Chapter 8 Privileged Information #2
He glances at the faint steam curling from his cup. Before her. Before someone made him want to be something better.
The guilt slides in uninvited. Because even now, sitting here as the picture of civility, he’s lying again. Polite lies, but lies all the same.
He wonders how long before Lila notices. Before she realizes some parts of him never changed—the ones that know how to reshape truth, to withhold it just enough to protect someone, to make dishonesty sound merciful.
Theo lifts his cup, inhales the faint floral note. He takes another sip of tea to drown the thought. “This is good,” he says, meaning it.
She looks at him for a beat. “One of Victoria’s blends. She swore no store-bought tea could match her own.” Evelyn pauses, eyes softening. “I’m inclined to agree. I’ll be sad when it runs out.”
She stirs once, then lets the spoon rest. The silence that follows stretches.
“She was brilliant, you know,” Evelyn says finally, gaze fixed on the amber swirl in her cup. “Victoria. But she had a tendency toward excess. Obsession, really. She’d sit right there”—she gestures to the opposite chair—“for hours on end, reading old letters and thumbing through antiquity ledgers.”
Her words carry no venom, but no warmth either. Just a weary acceptance.
“She liked to think of herself as the family historian,” Evelyn says after a pause, the words careful. “But she wasn’t always kind in her interpretations.”

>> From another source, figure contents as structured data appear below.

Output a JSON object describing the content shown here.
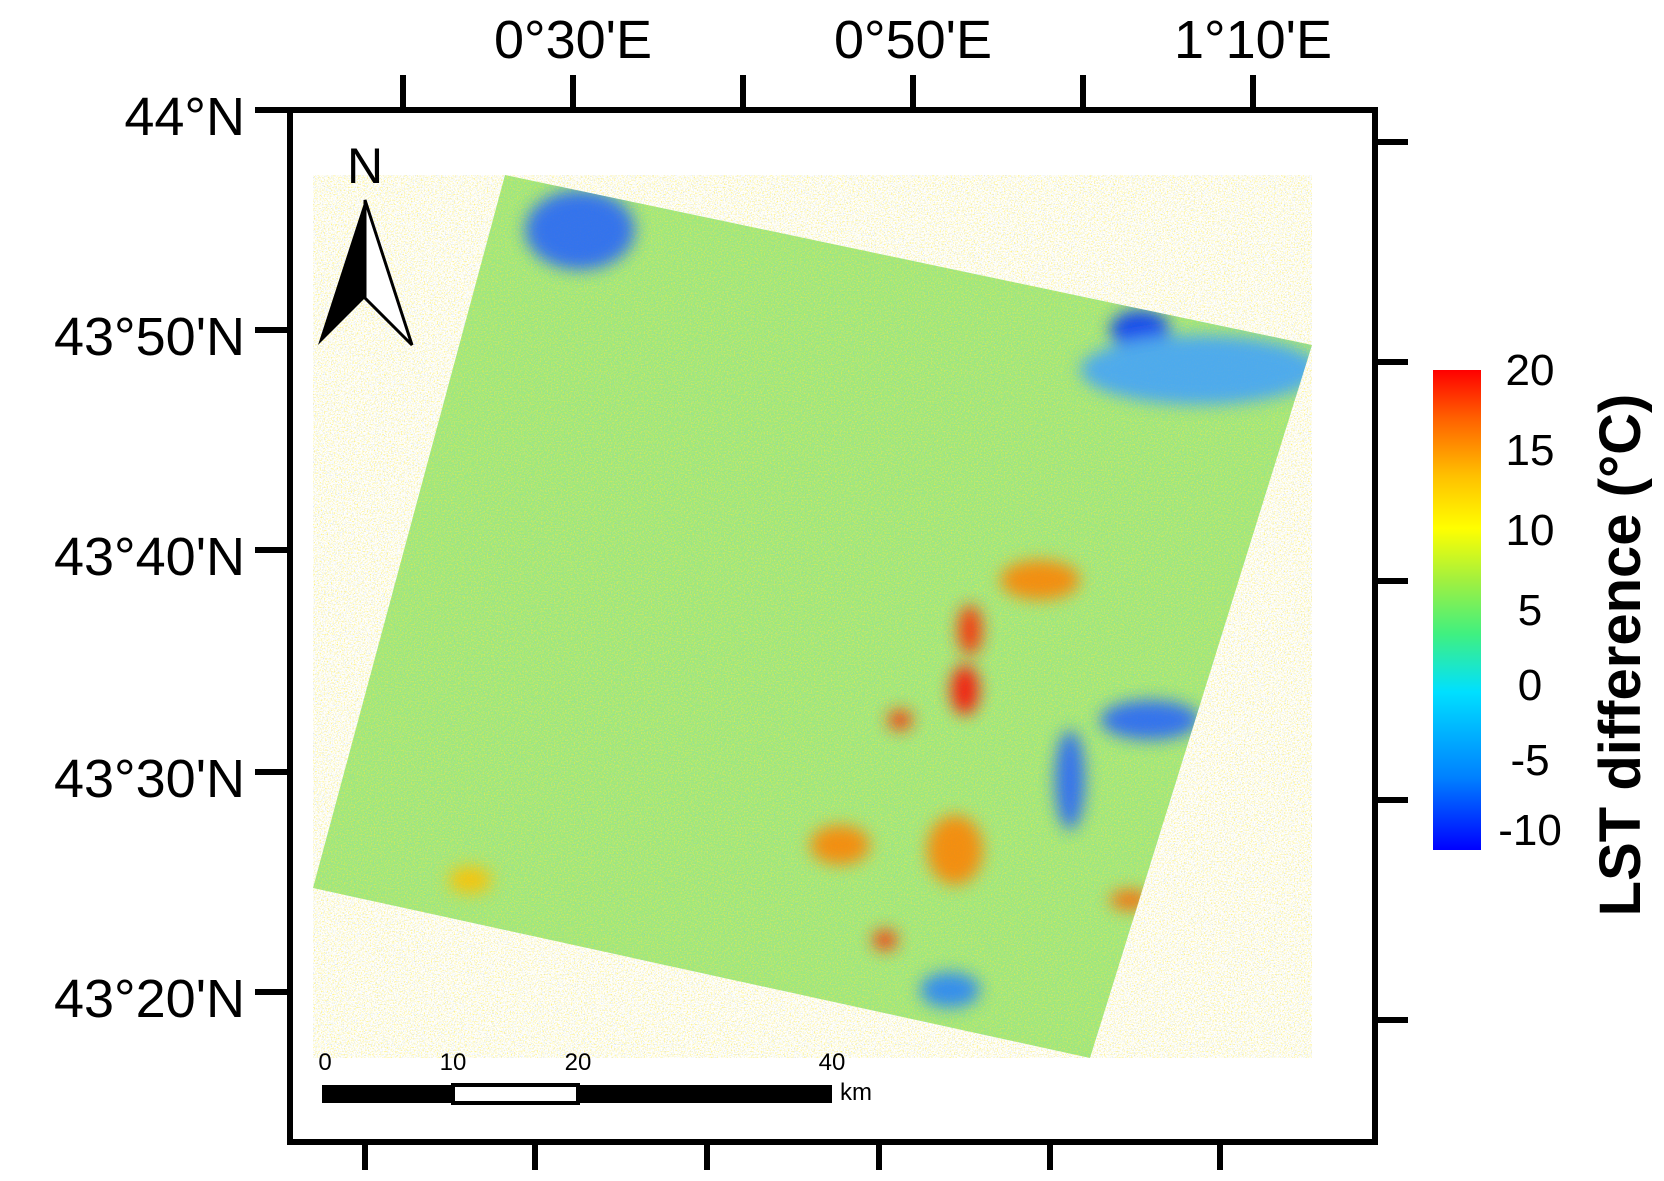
{
  "map": {
    "top_ticks": [
      "0°30'E",
      "0°50'E",
      "1°10'E"
    ],
    "left_ticks": [
      "44°N",
      "43°50'N",
      "43°40'N",
      "43°30'N",
      "43°20'N"
    ],
    "north_arrow": {
      "label": "N"
    },
    "scale_bar": {
      "labels": [
        "0",
        "10",
        "20",
        "40"
      ],
      "unit": "km"
    },
    "colorbar": {
      "title": "LST difference (°C)",
      "labels": [
        "20",
        "15",
        "10",
        "5",
        "0",
        "-5",
        "-10"
      ],
      "colors": [
        "#0000ff",
        "#0080ff",
        "#00e0ff",
        "#40f080",
        "#a0f040",
        "#ffff00",
        "#ffc000",
        "#ff6000",
        "#ff0000"
      ]
    },
    "colors": {
      "background": "#80e080",
      "cool": "#2060ff",
      "warm": "#ff4000"
    }
  }
}
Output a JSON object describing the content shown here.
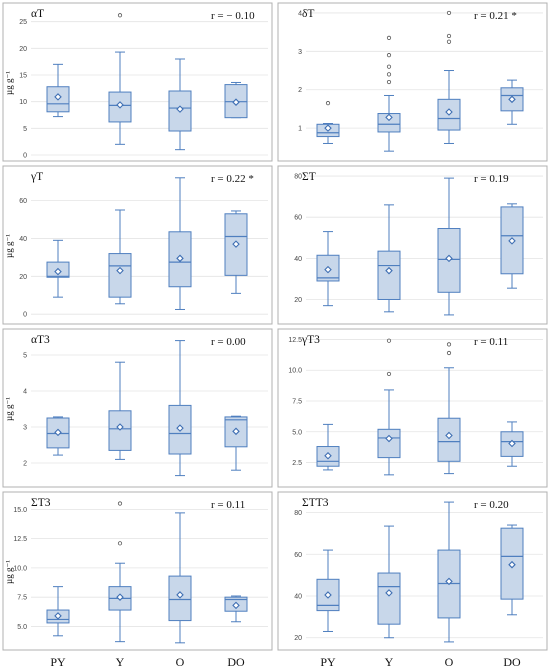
{
  "ylabel": "µg g⁻¹",
  "categories": [
    "PY",
    "Y",
    "O",
    "DO"
  ],
  "chart_data": [
    {
      "type": "box",
      "title": "αT",
      "r_label": "r = − 0.10",
      "ylabel": "µg g⁻¹",
      "ylim": [
        0,
        27
      ],
      "yticks": [
        0,
        5,
        10,
        15,
        20,
        25
      ],
      "categories": [
        "PY",
        "Y",
        "O",
        "DO"
      ],
      "boxes": [
        {
          "min": 7.2,
          "q1": 8.1,
          "median": 9.6,
          "q3": 12.8,
          "max": 17,
          "mean": 10.9,
          "outliers": []
        },
        {
          "min": 2,
          "q1": 6.2,
          "median": 9.3,
          "q3": 11.8,
          "max": 19.3,
          "mean": 9.4,
          "outliers": [
            26.2
          ]
        },
        {
          "min": 1,
          "q1": 4.5,
          "median": 8.8,
          "q3": 12,
          "max": 18,
          "mean": 8.6,
          "outliers": []
        },
        {
          "min": 7,
          "q1": 7,
          "median": 10,
          "q3": 13.2,
          "max": 13.6,
          "mean": 9.9,
          "outliers": []
        }
      ]
    },
    {
      "type": "box",
      "title": "δT",
      "r_label": "r = 0.21 *",
      "ylabel": "",
      "ylim": [
        0.3,
        4.05
      ],
      "yticks": [
        1,
        2,
        3,
        4
      ],
      "categories": [
        "PY",
        "Y",
        "O",
        "DO"
      ],
      "boxes": [
        {
          "min": 0.6,
          "q1": 0.78,
          "median": 0.88,
          "q3": 1.1,
          "max": 1.12,
          "mean": 1.0,
          "outliers": [
            1.65
          ]
        },
        {
          "min": 0.4,
          "q1": 0.9,
          "median": 1.1,
          "q3": 1.38,
          "max": 1.85,
          "mean": 1.28,
          "outliers": [
            2.2,
            2.4,
            2.6,
            2.9,
            3.35
          ]
        },
        {
          "min": 0.6,
          "q1": 0.95,
          "median": 1.25,
          "q3": 1.75,
          "max": 2.5,
          "mean": 1.42,
          "outliers": [
            3.25,
            3.4,
            4.0
          ]
        },
        {
          "min": 1.1,
          "q1": 1.45,
          "median": 1.85,
          "q3": 2.05,
          "max": 2.25,
          "mean": 1.75,
          "outliers": []
        }
      ]
    },
    {
      "type": "box",
      "title": "γT",
      "r_label": "r = 0.22 *",
      "ylabel": "µg g⁻¹",
      "ylim": [
        -2,
        74
      ],
      "yticks": [
        0,
        20,
        40,
        60
      ],
      "categories": [
        "PY",
        "Y",
        "O",
        "DO"
      ],
      "boxes": [
        {
          "min": 9,
          "q1": 19.5,
          "median": 20,
          "q3": 27.5,
          "max": 39,
          "mean": 22.5,
          "outliers": []
        },
        {
          "min": 5.5,
          "q1": 9,
          "median": 25.5,
          "q3": 32,
          "max": 55,
          "mean": 23,
          "outliers": []
        },
        {
          "min": 2.5,
          "q1": 14.5,
          "median": 27.5,
          "q3": 43.5,
          "max": 72,
          "mean": 29.5,
          "outliers": []
        },
        {
          "min": 11,
          "q1": 20.5,
          "median": 41,
          "q3": 53,
          "max": 54.5,
          "mean": 37,
          "outliers": []
        }
      ]
    },
    {
      "type": "box",
      "title": "ΣT",
      "r_label": "r = 0.19",
      "ylabel": "",
      "ylim": [
        11,
        81
      ],
      "yticks": [
        20,
        40,
        60,
        80
      ],
      "categories": [
        "PY",
        "Y",
        "O",
        "DO"
      ],
      "boxes": [
        {
          "min": 17,
          "q1": 29,
          "median": 30.5,
          "q3": 41.5,
          "max": 53,
          "mean": 34.5,
          "outliers": []
        },
        {
          "min": 14,
          "q1": 20,
          "median": 36.5,
          "q3": 43.5,
          "max": 66,
          "mean": 34,
          "outliers": []
        },
        {
          "min": 12.5,
          "q1": 23.5,
          "median": 39.5,
          "q3": 54.5,
          "max": 79,
          "mean": 40,
          "outliers": []
        },
        {
          "min": 25.5,
          "q1": 32.5,
          "median": 51,
          "q3": 65,
          "max": 66.5,
          "mean": 48.5,
          "outliers": []
        }
      ]
    },
    {
      "type": "box",
      "title": "αT3",
      "r_label": "r = 0.00",
      "ylabel": "µg g⁻¹",
      "ylim": [
        1.5,
        5.5
      ],
      "yticks": [
        2,
        3,
        4,
        5
      ],
      "categories": [
        "PY",
        "Y",
        "O",
        "DO"
      ],
      "boxes": [
        {
          "min": 2.22,
          "q1": 2.42,
          "median": 2.82,
          "q3": 3.25,
          "max": 3.28,
          "mean": 2.85,
          "outliers": []
        },
        {
          "min": 2.1,
          "q1": 2.35,
          "median": 2.95,
          "q3": 3.45,
          "max": 4.8,
          "mean": 3.0,
          "outliers": []
        },
        {
          "min": 1.65,
          "q1": 2.25,
          "median": 2.82,
          "q3": 3.6,
          "max": 5.4,
          "mean": 2.97,
          "outliers": []
        },
        {
          "min": 1.8,
          "q1": 2.45,
          "median": 3.2,
          "q3": 3.28,
          "max": 3.3,
          "mean": 2.88,
          "outliers": []
        }
      ]
    },
    {
      "type": "box",
      "title": "γT3",
      "r_label": "r = 0.11",
      "ylabel": "",
      "ylim": [
        1,
        12.7
      ],
      "yticks": [
        2.5,
        5.0,
        7.5,
        10.0,
        12.5
      ],
      "categories": [
        "PY",
        "Y",
        "O",
        "DO"
      ],
      "boxes": [
        {
          "min": 1.9,
          "q1": 2.2,
          "median": 2.6,
          "q3": 3.8,
          "max": 5.6,
          "mean": 3.05,
          "outliers": []
        },
        {
          "min": 1.5,
          "q1": 2.9,
          "median": 4.5,
          "q3": 5.2,
          "max": 8.4,
          "mean": 4.45,
          "outliers": [
            9.7,
            12.4
          ]
        },
        {
          "min": 1.6,
          "q1": 2.6,
          "median": 4.2,
          "q3": 6.1,
          "max": 10.2,
          "mean": 4.7,
          "outliers": [
            11.4,
            12.1
          ]
        },
        {
          "min": 2.2,
          "q1": 3.0,
          "median": 4.2,
          "q3": 5.0,
          "max": 5.8,
          "mean": 4.05,
          "outliers": []
        }
      ]
    },
    {
      "type": "box",
      "title": "ΣT3",
      "r_label": "r = 0.11",
      "ylabel": "µg g⁻¹",
      "ylim": [
        3.5,
        15.8
      ],
      "yticks": [
        5.0,
        7.5,
        10.0,
        12.5,
        15.0
      ],
      "categories": [
        "PY",
        "Y",
        "O",
        "DO"
      ],
      "boxes": [
        {
          "min": 4.2,
          "q1": 5.3,
          "median": 5.6,
          "q3": 6.4,
          "max": 8.4,
          "mean": 5.9,
          "outliers": []
        },
        {
          "min": 3.7,
          "q1": 6.4,
          "median": 7.4,
          "q3": 8.4,
          "max": 10.4,
          "mean": 7.5,
          "outliers": [
            12.1,
            15.5
          ]
        },
        {
          "min": 3.6,
          "q1": 5.5,
          "median": 7.3,
          "q3": 9.3,
          "max": 14.7,
          "mean": 7.7,
          "outliers": []
        },
        {
          "min": 5.4,
          "q1": 6.3,
          "median": 7.3,
          "q3": 7.5,
          "max": 7.6,
          "mean": 6.8,
          "outliers": []
        }
      ]
    },
    {
      "type": "box",
      "title": "ΣTT3",
      "r_label": "r = 0.20",
      "ylabel": "",
      "ylim": [
        17,
        86
      ],
      "yticks": [
        20,
        40,
        60,
        80
      ],
      "categories": [
        "PY",
        "Y",
        "O",
        "DO"
      ],
      "boxes": [
        {
          "min": 23,
          "q1": 33,
          "median": 35.5,
          "q3": 48,
          "max": 62,
          "mean": 40.5,
          "outliers": []
        },
        {
          "min": 20,
          "q1": 26.5,
          "median": 44.5,
          "q3": 51,
          "max": 73.5,
          "mean": 41.5,
          "outliers": []
        },
        {
          "min": 18,
          "q1": 29.5,
          "median": 46,
          "q3": 62,
          "max": 85,
          "mean": 47,
          "outliers": []
        },
        {
          "min": 31,
          "q1": 38.5,
          "median": 59,
          "q3": 72.5,
          "max": 74,
          "mean": 55,
          "outliers": []
        }
      ]
    }
  ]
}
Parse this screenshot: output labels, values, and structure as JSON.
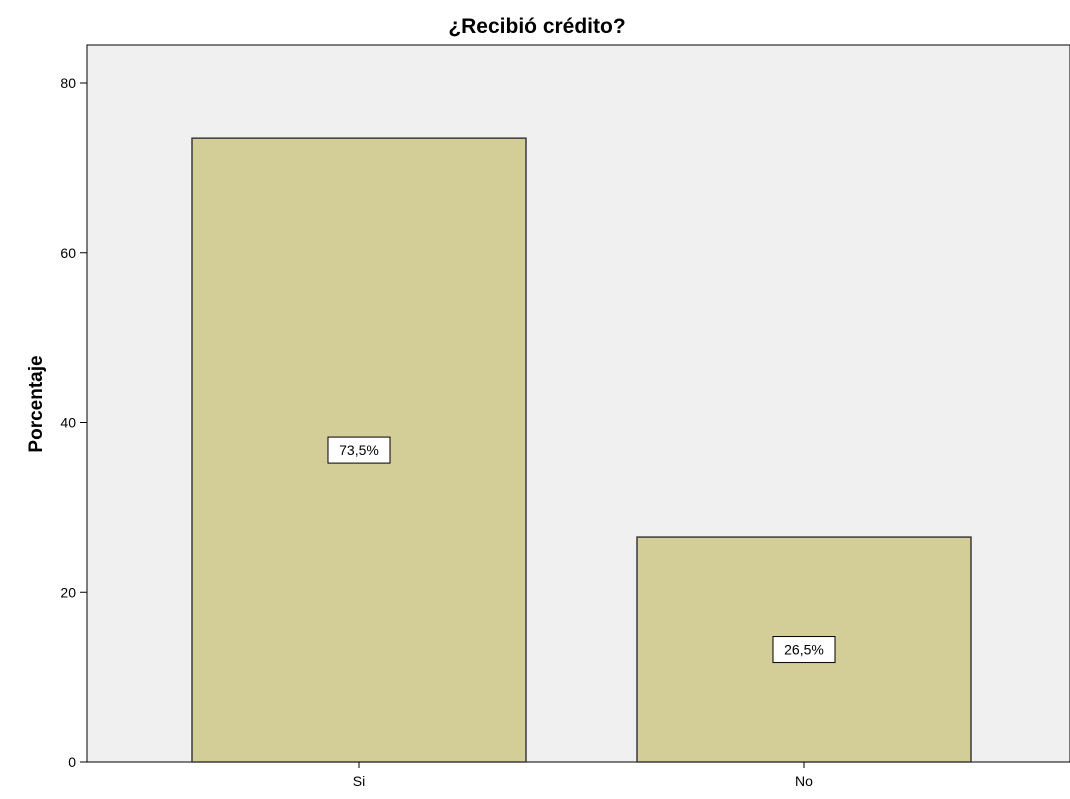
{
  "chart_data": {
    "type": "bar",
    "title": "¿Recibió crédito?",
    "xlabel": "",
    "ylabel": "Porcentaje",
    "categories": [
      "Si",
      "No"
    ],
    "values": [
      73.5,
      26.5
    ],
    "data_labels": [
      "73,5%",
      "26,5%"
    ],
    "ylim": [
      0,
      85
    ],
    "yticks": [
      0,
      20,
      40,
      60,
      80
    ],
    "ytick_labels": [
      "0",
      "20",
      "40",
      "60",
      "80"
    ],
    "grid": false,
    "legend": "none",
    "colors": {
      "bar_fill": "#d3cd98",
      "bar_stroke": "#3a3a3a",
      "plot_background": "#f0f0f0"
    }
  }
}
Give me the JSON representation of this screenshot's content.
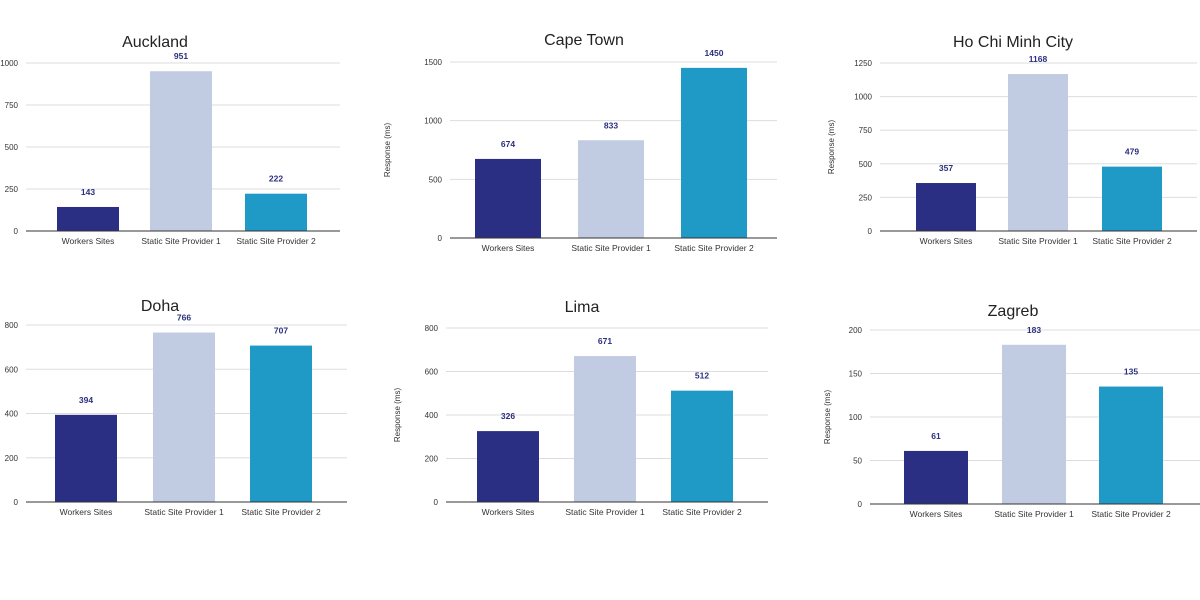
{
  "chart_data": [
    {
      "type": "bar",
      "title": "Auckland",
      "categories": [
        "Workers Sites",
        "Static Site Provider 1",
        "Static Site Provider 2"
      ],
      "values": [
        143,
        951,
        222
      ],
      "ylabel": "",
      "ylim": [
        0,
        1000
      ],
      "yticks": [
        0,
        250,
        500,
        750,
        1000
      ],
      "ytick_labels": [
        "0",
        "250",
        "500",
        "750",
        "1000"
      ],
      "colors": [
        "#2b2f83",
        "#c1cbe2",
        "#1f9ac7"
      ],
      "grid": true
    },
    {
      "type": "bar",
      "title": "Cape Town",
      "categories": [
        "Workers Sites",
        "Static Site Provider 1",
        "Static Site Provider 2"
      ],
      "values": [
        674,
        833,
        1450
      ],
      "ylabel": "Response (ms)",
      "ylim": [
        0,
        1500
      ],
      "yticks": [
        0,
        500,
        1000,
        1500
      ],
      "ytick_labels": [
        "0",
        "500",
        "1000",
        "1500"
      ],
      "colors": [
        "#2b2f83",
        "#c1cbe2",
        "#1f9ac7"
      ],
      "grid": true
    },
    {
      "type": "bar",
      "title": "Ho Chi Minh City",
      "categories": [
        "Workers Sites",
        "Static Site Provider 1",
        "Static Site Provider 2"
      ],
      "values": [
        357,
        1168,
        479
      ],
      "ylabel": "Response (ms)",
      "ylim": [
        0,
        1250
      ],
      "yticks": [
        0,
        250,
        500,
        750,
        1000,
        1250
      ],
      "ytick_labels": [
        "0",
        "250",
        "500",
        "750",
        "1000",
        "1250"
      ],
      "colors": [
        "#2b2f83",
        "#c1cbe2",
        "#1f9ac7"
      ],
      "grid": true
    },
    {
      "type": "bar",
      "title": "Doha",
      "categories": [
        "Workers Sites",
        "Static Site Provider 1",
        "Static Site Provider 2"
      ],
      "values": [
        394,
        766,
        707
      ],
      "ylabel": "",
      "ylim": [
        0,
        800
      ],
      "yticks": [
        0,
        200,
        400,
        600,
        800
      ],
      "ytick_labels": [
        "0",
        "200",
        "400",
        "600",
        "800"
      ],
      "colors": [
        "#2b2f83",
        "#c1cbe2",
        "#1f9ac7"
      ],
      "grid": true
    },
    {
      "type": "bar",
      "title": "Lima",
      "categories": [
        "Workers Sites",
        "Static Site Provider 1",
        "Static Site Provider 2"
      ],
      "values": [
        326,
        671,
        512
      ],
      "ylabel": "Response (ms)",
      "ylim": [
        0,
        800
      ],
      "yticks": [
        0,
        200,
        400,
        600,
        800
      ],
      "ytick_labels": [
        "0",
        "200",
        "400",
        "600",
        "800"
      ],
      "colors": [
        "#2b2f83",
        "#c1cbe2",
        "#1f9ac7"
      ],
      "grid": true
    },
    {
      "type": "bar",
      "title": "Zagreb",
      "categories": [
        "Workers Sites",
        "Static Site Provider 1",
        "Static Site Provider 2"
      ],
      "values": [
        61,
        183,
        135
      ],
      "ylabel": "Response (ms)",
      "ylim": [
        0,
        200
      ],
      "yticks": [
        0,
        50,
        100,
        150,
        200
      ],
      "ytick_labels": [
        "0",
        "50",
        "100",
        "150",
        "200"
      ],
      "colors": [
        "#2b2f83",
        "#c1cbe2",
        "#1f9ac7"
      ],
      "grid": true
    }
  ]
}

She holds his gaze. “She was always very interested in where the family’s wealth came from. And where it was going. I sometimes thought she cared less about family history than about what it might still be worth if Peter would just give her access to it.”
Theo notes the way Evelyn’s fingers tighten slightly around her cup before relaxing again.
He nods, swirling his tea as if weighing the taste rather than her words. “Did she ever find what she was looking for?”
Evelyn is silent for a beat too long. “If she did, she took it with her. But she kept meticulous notes. Boxes of them. Diaries, wills. The woman documented our history like a museum archivist.”
The fondness she emanates feels rehearsed, too smooth to be spontaneous. Under it, something uneasy sits there—resentment, maybe, or regret.
By the time she drifts into a mild remark about the weather over the southern gardens, Theo’s mind is already spinning through possibilities. Every detail she’s given him.
He’s still lost in thought when she changes the topic again. “She’s quite a woman, your Miss Jennings.”
Theo’s small smile is genuine this time. “She is.”
“I imagine she’d have to be, to keep up with you.” Her fingers adjust the porcelain saucer by instinct, realigning it just so. “That young woman,” she says, almost idly, “carries her grief with a composure I almost admire.”
Evelyn doesn’t look at him when she adds, “I imagine you also understand what it is to live among ghosts.”
He draws a slow breath through his nose, forcing his expression to stay composed. “I suppose I do,” he says, though it grates somewhere deep—because she’s right, and because she couldn’t possibly know how right.
He wonders, not for the first time, what it is she truly sees when she looks at him.
The same haunted weight she sees in Lila?
He sees it, too. The way she compartmentalizes, classifies, labels every emotion until it fits neatly in a mental file she can close.
He’s familiar with it himself, even if it comes from another place.
Theo has never felt close enough to press her about it.
Never earned her trust in a way that might encourage her to let him in.
But he wants to—God, he wants to. To know what she remembers when she goes quiet.
To be the one she doesn’t have to translate her pain for. He’d give almost anything for that.
And he hates that this is the one thing they share. That familiar ache of something unresolved.
He looks down into his cup, the faint tremor of rippling tea. “Ghosts have a way of overstaying their welcome, don’t they?”
Evelyn hums her agreement.
He lifts the cup to his lips to hide the sharp exhale that follows, forcing the calm back into place. Across the table, her expression smooths into that same effortless serenity, as though grief is simply another habit she’s learned to manage.
A floorboard creaks behind him, faint but distinct. He doesn’t have to turn to know it’s her.
Lila.
It’s in the way the air recalibrates.
Both he and Evelyn shift—subtle, instinctive—their postures softening, the conversation easing into something lighter. Whatever passed between them in the last few minutes folds itself neatly away, replaced by conversation that feels safer, more palatable for Lila’s sake.
Theo’s mind moves automatically, already selecting the first harmless topic that might bridge the silence—a polite observation, academic enough to sound natural, angled just enough to circle Evelyn back toward the topic of Victoria’s research when the moment allows.
He clears his throat, the plan settling into place. When he hears Lila’s footsteps approaching, he reaches for the empty teacup on the table beside him. By the time she steps fully into the room, his expression is smooth again, his composure set exactly where he needs it.
But his heart still feels too full, heavy with the ache of wanting her and the crushing certainty that she’d hate him if she knew what he’s hiding.